O cenário é uma rua venezuelana por onde avança uma manifestação “estudantil” “espontânea e pacífica” que só é interrompida por uma barricada policial. O fato é transmitido ao vivo com várias unidades móveis de televisão. Quando o encontro ocorre, os “dirigentes estudantis” explicam a uma câmera de televisão que eles estão exercendo o seu direito a protestar mas “estão sendo impedidos de realizar esse direito em função da presença policial”.  

Enquanto o dirigente faz sua “declaração”, reiterando o caráter “pacífico” da mobilização, ali perto, a polícia começa a “reprimir brutalmente e sem justificação”. Durante os dias do encontro da OEA, as câmeras vão mostrar a polícia atuando. O “sonho” estaria plenamente realizado se essas mesmas câmeras puderem “captar” a utilização de armas de fogo. Tudo será transmitido ao vivo. As câmeras serão tão cuidadosas que nunca mostrarão nenhuma ação violenta por parte dos manifestantes.  

Será uma repetição do comportamento da televisão privada na Venezuela desde a última semana de maio. Somente a Venezuelana de Televisão, canal do Estado venezuelano, mostrou os “estudantes” lançando pedras e outros objetos, e identificou sujeitos violentos amplamente conhecidos em nosso país. As câmeras da Globovisión não. Elas só obtinham imagens de manifestantes ajoelhados, com as mãos ao alto, nos quais a polícia atirava água desde carros-pipa.  

Com toda probabilidade, mas omitindo as ações mais violentas dos manifestantes, as cenas vão se repetir na CNN e na Globovisión, de segunda a quarta. Os estudantes “desarmados, em uma manifestação “espontânea e pacífica” sofrerão “a arremetida brutal da repressão policial” sem que sejamos informados das causas. No Panamá, durante a Assembléia Geral da Organização dos Estados Americanos, algum representante do Perú, Costa Rica ou El Salvador, pedirá a palavra para solicitar que seja discutida, em caráter de  urgência, a situação da Venezuela.O noticiário terá sido visto por todos. As consultas serão difíceis e se tomará uma decisão contra a Venezuela. Tudo está montado numa jogada magistral dos Estados Unidos.  

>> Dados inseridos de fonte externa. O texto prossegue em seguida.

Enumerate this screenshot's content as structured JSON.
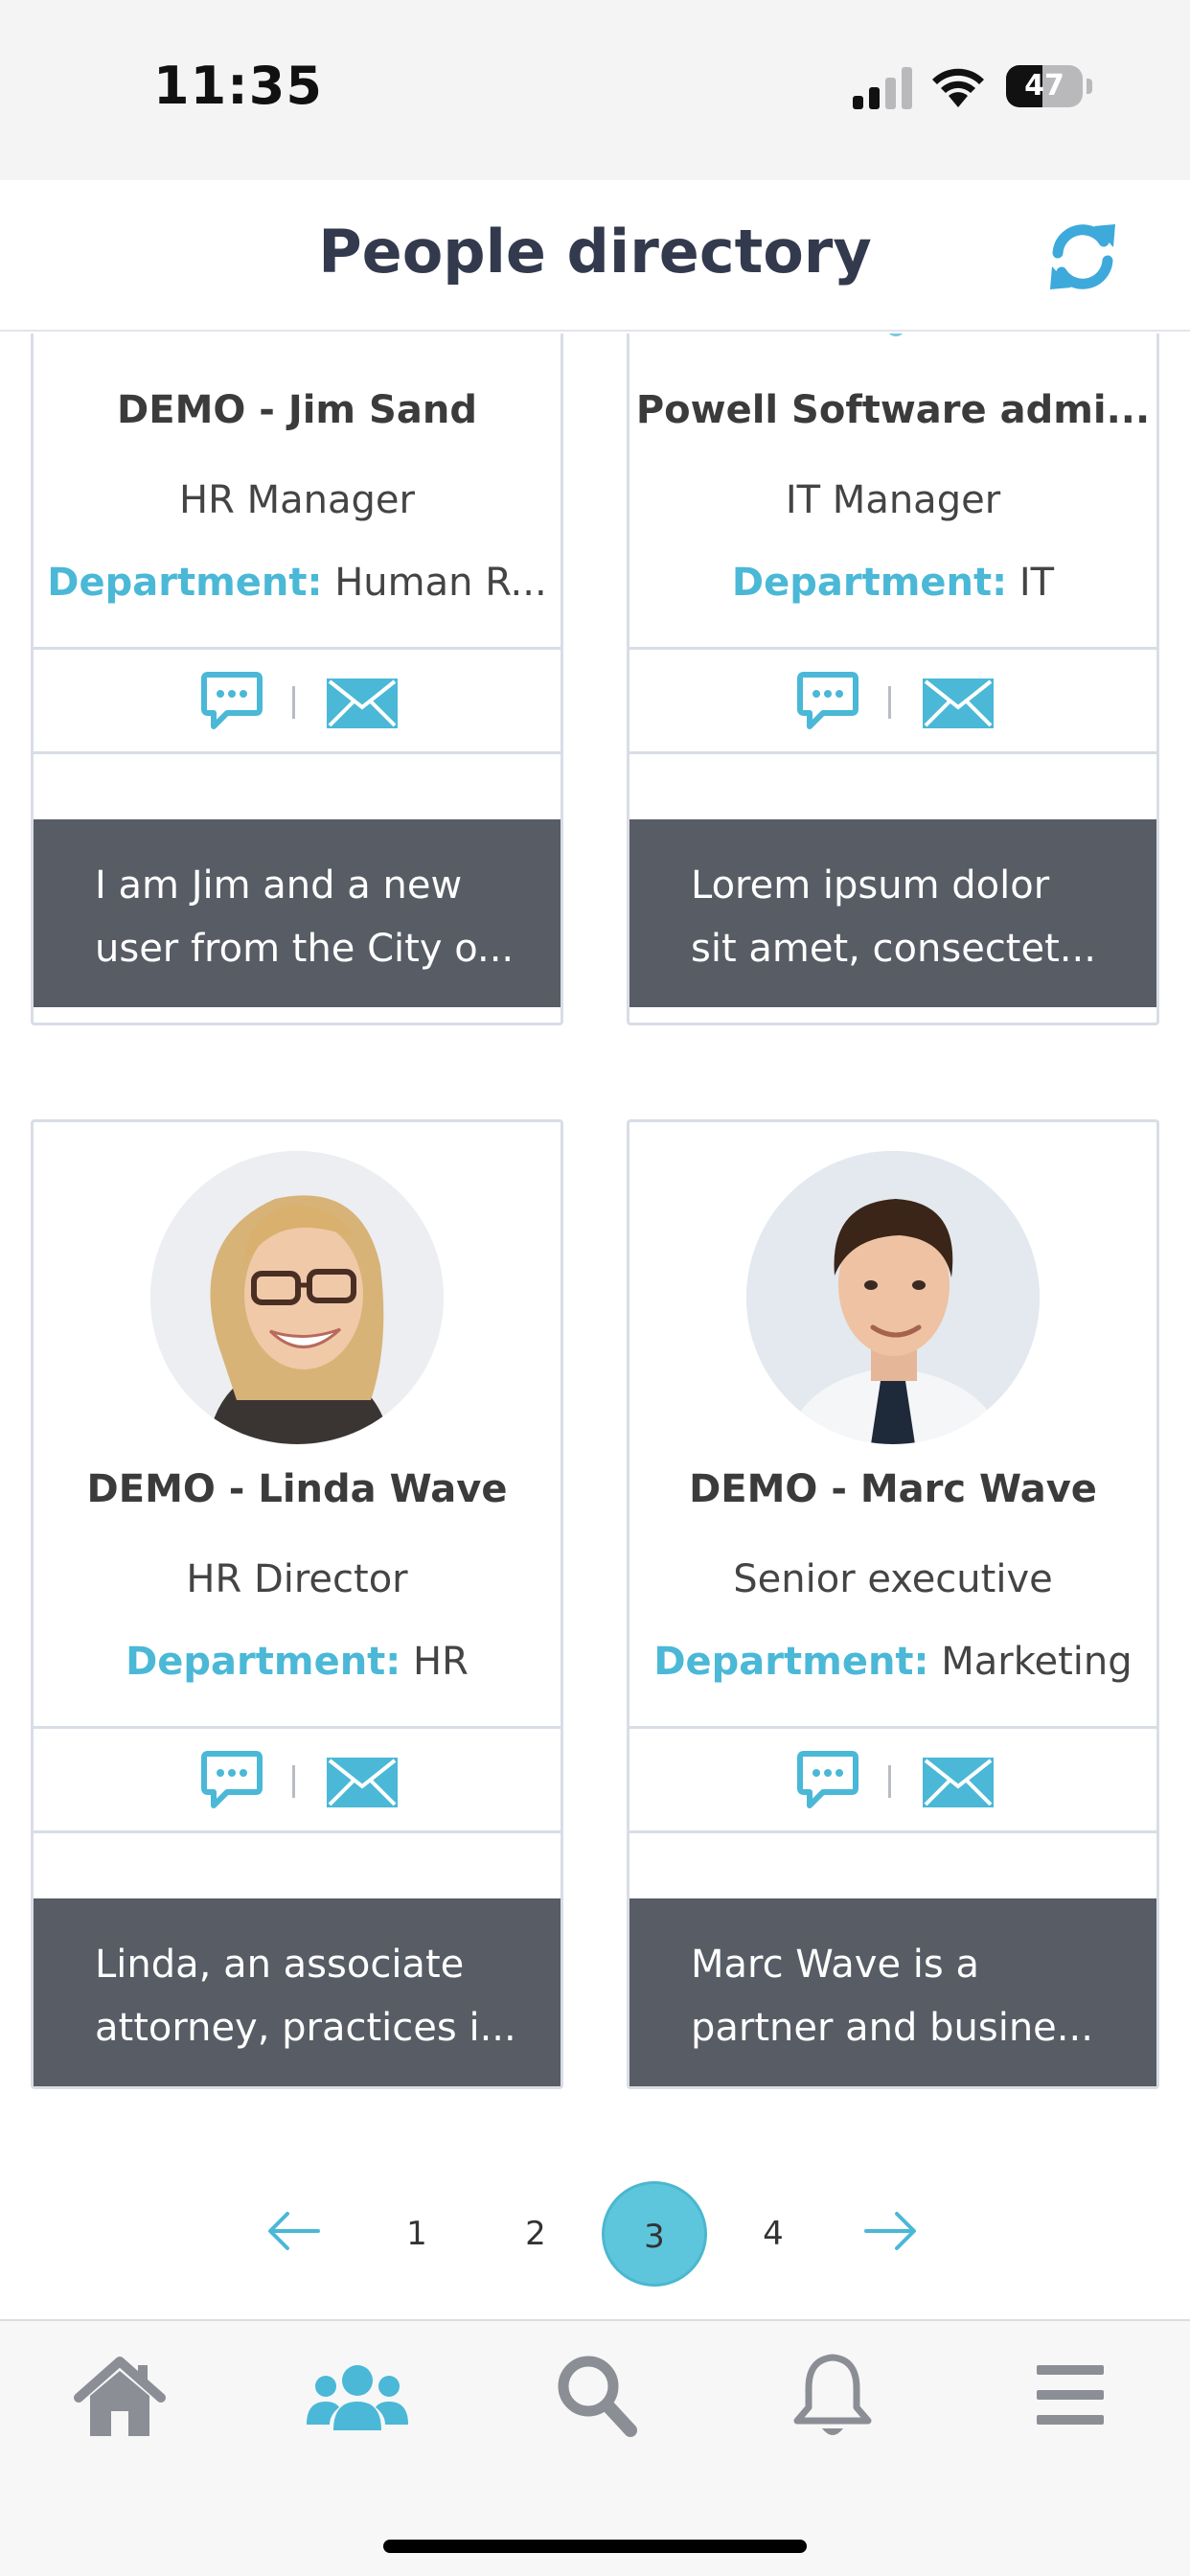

É por isso que os venezuelanos não compreendem com facilidade a simbologia da mobilização “estudantil”. A bandeira invertida, de acordo com um enlatado de Hollywood, é usada pela marinha dos Estados como sinal de emergência, como um S.O.S. Se trata, pois, de uma solicitação de intervenção. As mãos para cima, de joelhos, como se estivéssemos diante de um grupo rendido e desarmado que  está sendo maltratado, funciona como elemento de ênfase do suplício por uma intervenção.  

Na TV, os manifestantes estarão vestido com roupas brancas, em que se poderá ler a frase de Simón Bolivar: “Maldito seja o soldado que dispara contra o seu povo”. As mensagens não são para os venezuelanos, são para a comunidade internacional.  

O filme já conta com quase tudo: locações, adereços, iluminação, câmeras, atores e atrizes. O roteiro parece sólido e repete a história de 11 de abril de 2002. Os espectadores podem eleger o título entre “A rebelião de Maio” ou “O Golpe de Estado II”.  

O pior é que os mortos, se houver, não morrerão apenas na televisão.